The operation uncovered several cyber attacks occurring to date, where hackers were found to have broken into networks of the Indian government, United Nations and US defense companies, security experts say.

"The interest in the information held at the Asian and Western national Olympic Committees, as well as the International Olympic Committee (IOC) and the World Anti-Doping Agency in the lead-up and immediate follow-up to the 2008 Olympics was particularly intriguing and potentially pointed a finger at a state actor behind the intrusions, because there is likely no commercial benefit to be earned from such hacks," Alperovitch wrote in the report.

The networks breached included U.N. secretariat in Geneva, a U.S. Energy Department lab and 12 major U.S. Defence firms engaged in top secret futuristic weapons system, the report said.

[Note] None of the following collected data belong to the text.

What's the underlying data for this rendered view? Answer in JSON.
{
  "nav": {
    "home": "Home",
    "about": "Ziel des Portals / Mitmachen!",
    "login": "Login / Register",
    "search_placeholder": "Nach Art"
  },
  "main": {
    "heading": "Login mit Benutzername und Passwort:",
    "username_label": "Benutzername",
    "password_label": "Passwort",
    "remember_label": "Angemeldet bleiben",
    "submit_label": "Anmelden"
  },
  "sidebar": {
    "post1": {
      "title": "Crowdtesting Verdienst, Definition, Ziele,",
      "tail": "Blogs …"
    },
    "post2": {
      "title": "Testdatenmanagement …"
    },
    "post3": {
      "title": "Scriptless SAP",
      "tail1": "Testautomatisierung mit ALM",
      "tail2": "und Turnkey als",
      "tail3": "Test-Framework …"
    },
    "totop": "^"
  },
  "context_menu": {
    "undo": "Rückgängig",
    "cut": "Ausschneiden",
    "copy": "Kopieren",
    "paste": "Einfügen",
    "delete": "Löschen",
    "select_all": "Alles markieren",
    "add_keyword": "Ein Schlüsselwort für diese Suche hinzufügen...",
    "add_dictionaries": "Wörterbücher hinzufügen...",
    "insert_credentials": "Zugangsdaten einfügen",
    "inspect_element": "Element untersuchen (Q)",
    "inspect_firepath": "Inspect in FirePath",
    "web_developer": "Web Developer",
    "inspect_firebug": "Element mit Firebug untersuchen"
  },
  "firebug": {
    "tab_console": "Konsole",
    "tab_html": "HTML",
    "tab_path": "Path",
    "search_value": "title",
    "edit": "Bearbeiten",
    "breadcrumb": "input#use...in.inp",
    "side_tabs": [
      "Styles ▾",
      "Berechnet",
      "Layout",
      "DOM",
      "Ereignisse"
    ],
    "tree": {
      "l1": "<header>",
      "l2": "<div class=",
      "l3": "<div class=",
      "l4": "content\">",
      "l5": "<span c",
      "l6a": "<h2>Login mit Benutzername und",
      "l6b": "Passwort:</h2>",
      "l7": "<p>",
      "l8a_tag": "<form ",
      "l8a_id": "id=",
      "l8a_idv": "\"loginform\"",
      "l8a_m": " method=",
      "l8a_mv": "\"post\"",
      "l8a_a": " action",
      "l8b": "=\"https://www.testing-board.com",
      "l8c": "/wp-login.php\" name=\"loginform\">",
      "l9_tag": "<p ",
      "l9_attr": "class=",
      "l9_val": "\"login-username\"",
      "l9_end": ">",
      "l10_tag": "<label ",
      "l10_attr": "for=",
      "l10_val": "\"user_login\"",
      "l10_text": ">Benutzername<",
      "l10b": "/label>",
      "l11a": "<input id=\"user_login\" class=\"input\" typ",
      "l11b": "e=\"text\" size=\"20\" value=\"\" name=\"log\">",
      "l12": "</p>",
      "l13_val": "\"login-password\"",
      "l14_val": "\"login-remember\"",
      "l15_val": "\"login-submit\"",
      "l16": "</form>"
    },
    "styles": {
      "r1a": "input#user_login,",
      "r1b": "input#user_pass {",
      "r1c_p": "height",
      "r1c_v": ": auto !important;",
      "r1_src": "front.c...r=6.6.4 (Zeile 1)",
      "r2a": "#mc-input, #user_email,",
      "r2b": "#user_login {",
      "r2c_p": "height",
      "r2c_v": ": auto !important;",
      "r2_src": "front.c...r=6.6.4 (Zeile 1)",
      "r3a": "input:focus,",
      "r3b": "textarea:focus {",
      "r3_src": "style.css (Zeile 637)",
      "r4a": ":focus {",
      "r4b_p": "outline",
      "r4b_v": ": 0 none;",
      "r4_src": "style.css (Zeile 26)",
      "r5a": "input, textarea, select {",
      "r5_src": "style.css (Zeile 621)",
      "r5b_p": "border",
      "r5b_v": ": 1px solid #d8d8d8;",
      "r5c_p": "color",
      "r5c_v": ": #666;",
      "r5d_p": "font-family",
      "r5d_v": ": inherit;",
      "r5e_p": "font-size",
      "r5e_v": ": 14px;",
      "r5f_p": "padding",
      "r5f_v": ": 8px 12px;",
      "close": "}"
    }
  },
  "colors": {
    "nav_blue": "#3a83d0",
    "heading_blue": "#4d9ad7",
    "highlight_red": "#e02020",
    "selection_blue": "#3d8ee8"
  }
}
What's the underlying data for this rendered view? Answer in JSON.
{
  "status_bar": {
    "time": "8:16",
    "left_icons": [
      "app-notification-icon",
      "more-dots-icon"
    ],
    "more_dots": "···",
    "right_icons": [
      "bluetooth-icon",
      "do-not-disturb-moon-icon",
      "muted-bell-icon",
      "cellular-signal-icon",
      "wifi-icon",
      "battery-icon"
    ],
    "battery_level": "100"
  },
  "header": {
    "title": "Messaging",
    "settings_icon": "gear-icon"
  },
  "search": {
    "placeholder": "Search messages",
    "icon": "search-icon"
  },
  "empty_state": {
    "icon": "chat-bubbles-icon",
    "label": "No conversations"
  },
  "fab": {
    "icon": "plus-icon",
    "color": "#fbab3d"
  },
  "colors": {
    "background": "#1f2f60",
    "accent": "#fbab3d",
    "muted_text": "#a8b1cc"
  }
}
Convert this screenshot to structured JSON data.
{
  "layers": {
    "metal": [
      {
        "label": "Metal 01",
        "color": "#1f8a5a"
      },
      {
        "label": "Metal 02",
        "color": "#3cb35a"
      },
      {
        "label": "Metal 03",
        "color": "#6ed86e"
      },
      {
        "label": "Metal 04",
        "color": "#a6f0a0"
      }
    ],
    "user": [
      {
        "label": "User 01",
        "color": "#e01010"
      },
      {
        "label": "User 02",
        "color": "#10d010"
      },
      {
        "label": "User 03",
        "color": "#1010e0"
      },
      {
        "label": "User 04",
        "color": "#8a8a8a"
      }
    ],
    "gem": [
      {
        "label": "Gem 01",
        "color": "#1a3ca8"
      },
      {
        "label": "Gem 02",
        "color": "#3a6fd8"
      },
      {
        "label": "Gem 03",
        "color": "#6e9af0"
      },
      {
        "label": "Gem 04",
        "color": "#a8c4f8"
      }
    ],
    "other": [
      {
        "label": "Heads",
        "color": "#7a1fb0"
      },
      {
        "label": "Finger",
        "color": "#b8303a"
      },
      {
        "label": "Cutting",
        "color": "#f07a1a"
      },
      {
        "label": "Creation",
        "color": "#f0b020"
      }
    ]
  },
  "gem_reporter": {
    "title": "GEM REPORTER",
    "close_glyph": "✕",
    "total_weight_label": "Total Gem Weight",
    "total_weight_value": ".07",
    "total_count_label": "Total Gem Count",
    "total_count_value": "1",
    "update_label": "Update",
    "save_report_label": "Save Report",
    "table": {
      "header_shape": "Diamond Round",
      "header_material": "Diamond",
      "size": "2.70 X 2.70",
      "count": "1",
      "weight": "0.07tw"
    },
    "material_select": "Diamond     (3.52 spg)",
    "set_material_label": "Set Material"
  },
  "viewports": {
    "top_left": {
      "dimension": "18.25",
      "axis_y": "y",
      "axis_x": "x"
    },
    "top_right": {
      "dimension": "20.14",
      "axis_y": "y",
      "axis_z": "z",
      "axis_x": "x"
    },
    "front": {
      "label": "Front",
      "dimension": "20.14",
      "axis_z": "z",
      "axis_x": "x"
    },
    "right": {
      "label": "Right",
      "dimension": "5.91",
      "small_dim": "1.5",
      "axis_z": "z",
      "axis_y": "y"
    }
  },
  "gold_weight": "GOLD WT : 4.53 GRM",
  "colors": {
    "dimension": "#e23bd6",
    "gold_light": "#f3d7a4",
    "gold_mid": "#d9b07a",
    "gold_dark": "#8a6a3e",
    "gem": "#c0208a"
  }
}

“The cyber snooping appears to have been going on for several years,” the report said, tracing the hacking to at least one “state actor” behind the attack, but declined to name it. “We were taken aback by the audacity of the perpetrators,” McAfee vice president Dmitri Alperovitch remarked in a 14-page sensational report released today.

“What is happening to all this data...is still largely an open question. However, if even a fraction of it is used to build better competing products or beat competitors at key negotiations, the loss will represent a massive economic threat,” he added.

McAfee said it believed there was one "state actor" behind the attacks but declined to name it, though one security expert who has been briefed on the hacking said the evidence points to China. There was no comment from China on the report.